In dem Eckladen, der sich etwas großspurig "Flower Factory" nennt, wird die "Kunst floraler Gestaltung" ausgeübt.

Bild: Rene Hamann

Jedes Haus hat eine Nummer. Doch was dahintersteckt, wissen nur wenige. Zum Glück gibt es Adventskalender: Da darf man jeden Tag eine nummerierte Tür öffnen - und sich überraschen lassen.

Ein Blumenladen? Ein Blumenladen. Warum auch nicht? Es gibt Leute, die gehen ständig in so einen Laden. Andere, die mit romantischen Vorstellungen schon früh abgeschlossen haben oder abschließen mussten, betreten natürlich äußerst selten so ein Geschäft. Um die Weihnachtszeit herum vielleicht, um Mutter oder Großmutter eine Freude zu kaufen. Oder wenn sonstige bürgerliche Zwänge aufkommen, man zu Hochzeiten oder zu einer Erstkommunion geladen ist.

In der Levetzowstraße 20 gibt es einen Eckladen, der sich etwas großspurig "Flower Factory" nennt. Hier wird die "Kunst floraler Gestaltung" ausgeübt, wie auf einem Schild zu lesen steht. Hier gibt es Eventfloristik, Hochzeitsfloristik, Trauerfloristik und sonstige florale Geschenke. Im Laden müffelt es etwas; statt Buntheit herrscht so ein dringliches Rot vor, ein dunkles Weinrot.

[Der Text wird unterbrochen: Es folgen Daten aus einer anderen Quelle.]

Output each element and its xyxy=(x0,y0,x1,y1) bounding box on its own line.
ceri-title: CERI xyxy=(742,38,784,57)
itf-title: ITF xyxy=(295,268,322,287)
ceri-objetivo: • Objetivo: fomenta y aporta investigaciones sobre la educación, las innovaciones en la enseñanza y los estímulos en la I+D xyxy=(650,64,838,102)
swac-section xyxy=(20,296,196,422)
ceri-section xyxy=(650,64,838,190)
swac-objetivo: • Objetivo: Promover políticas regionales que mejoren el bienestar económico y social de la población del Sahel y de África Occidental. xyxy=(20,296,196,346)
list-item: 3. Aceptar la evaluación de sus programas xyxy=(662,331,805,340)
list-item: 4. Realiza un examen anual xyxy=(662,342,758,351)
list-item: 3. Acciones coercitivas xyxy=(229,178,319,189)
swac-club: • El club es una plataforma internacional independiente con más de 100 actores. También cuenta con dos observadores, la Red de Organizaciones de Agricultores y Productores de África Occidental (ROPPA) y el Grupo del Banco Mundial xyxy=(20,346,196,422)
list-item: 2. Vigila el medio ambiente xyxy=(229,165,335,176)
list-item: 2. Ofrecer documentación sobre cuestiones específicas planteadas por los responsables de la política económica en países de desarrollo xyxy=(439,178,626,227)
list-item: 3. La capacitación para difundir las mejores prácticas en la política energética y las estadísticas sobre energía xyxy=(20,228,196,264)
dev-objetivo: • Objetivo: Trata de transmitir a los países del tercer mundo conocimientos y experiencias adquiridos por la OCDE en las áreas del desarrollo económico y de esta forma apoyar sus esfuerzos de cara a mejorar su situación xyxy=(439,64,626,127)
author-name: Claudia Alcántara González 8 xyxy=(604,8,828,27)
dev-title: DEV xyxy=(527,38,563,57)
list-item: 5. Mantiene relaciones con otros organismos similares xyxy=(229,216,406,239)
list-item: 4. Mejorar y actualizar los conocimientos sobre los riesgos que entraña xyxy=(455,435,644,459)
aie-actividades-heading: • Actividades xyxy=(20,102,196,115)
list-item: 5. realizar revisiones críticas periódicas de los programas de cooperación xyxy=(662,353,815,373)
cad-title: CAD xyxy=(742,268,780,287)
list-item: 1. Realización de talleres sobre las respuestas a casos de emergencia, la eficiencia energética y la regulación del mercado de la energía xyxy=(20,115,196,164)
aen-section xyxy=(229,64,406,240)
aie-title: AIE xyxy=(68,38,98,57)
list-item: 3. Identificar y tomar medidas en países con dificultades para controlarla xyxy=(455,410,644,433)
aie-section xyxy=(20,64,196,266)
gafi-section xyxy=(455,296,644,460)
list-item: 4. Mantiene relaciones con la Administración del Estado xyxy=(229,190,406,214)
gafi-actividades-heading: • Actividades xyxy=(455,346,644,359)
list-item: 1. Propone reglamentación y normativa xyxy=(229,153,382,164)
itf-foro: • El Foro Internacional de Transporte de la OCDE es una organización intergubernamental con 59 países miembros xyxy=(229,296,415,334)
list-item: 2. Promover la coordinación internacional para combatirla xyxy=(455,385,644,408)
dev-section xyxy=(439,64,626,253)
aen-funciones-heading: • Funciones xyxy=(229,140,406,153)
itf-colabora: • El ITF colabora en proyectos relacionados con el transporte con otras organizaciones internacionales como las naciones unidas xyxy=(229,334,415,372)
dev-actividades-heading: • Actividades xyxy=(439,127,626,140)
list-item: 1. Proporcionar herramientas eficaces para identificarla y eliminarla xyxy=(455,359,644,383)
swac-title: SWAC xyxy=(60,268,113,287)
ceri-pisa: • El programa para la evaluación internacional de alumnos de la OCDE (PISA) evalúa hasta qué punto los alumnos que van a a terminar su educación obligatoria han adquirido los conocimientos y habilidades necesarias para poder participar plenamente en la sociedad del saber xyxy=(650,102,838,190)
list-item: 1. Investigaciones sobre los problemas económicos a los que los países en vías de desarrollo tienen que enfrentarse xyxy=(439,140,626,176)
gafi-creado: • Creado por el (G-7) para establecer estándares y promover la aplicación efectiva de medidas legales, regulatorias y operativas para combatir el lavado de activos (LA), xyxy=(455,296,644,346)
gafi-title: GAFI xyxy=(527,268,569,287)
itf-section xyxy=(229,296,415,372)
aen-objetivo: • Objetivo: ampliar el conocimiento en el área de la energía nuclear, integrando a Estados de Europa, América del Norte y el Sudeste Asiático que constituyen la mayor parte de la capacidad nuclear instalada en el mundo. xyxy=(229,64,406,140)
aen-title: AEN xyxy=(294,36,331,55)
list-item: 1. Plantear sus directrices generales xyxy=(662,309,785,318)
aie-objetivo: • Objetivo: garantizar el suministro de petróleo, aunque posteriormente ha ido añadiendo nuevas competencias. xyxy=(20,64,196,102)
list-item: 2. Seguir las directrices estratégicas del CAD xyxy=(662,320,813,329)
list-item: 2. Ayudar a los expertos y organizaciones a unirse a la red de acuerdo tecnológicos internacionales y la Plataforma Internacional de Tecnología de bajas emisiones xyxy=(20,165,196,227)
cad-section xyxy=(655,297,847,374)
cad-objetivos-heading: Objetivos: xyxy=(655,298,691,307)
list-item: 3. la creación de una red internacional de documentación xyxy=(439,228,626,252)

Um die Ecke stehen dann weiße Blumen. Rotweiß, das sei halt die weihnachtliche Kombination, erklärt die freundliche Frau, die den Laden schmeißt. Also sieht der Laden rotweiß aus. Welche Blumen gehen denn so zu Weihnachten? Koniferen, sagt sie, Zapfen, Kiefern, Amaryllis. Koniferen sind Kiefernartige. Klar. Amaryllis sind hübsche, helllila Blumen, so genannte Rittersterne. Aha. Und was noch? Na, die Christrose. Und allen voran natürlich der Weihnachtsstern. Macht sich immer gut, so zu Weihnachten.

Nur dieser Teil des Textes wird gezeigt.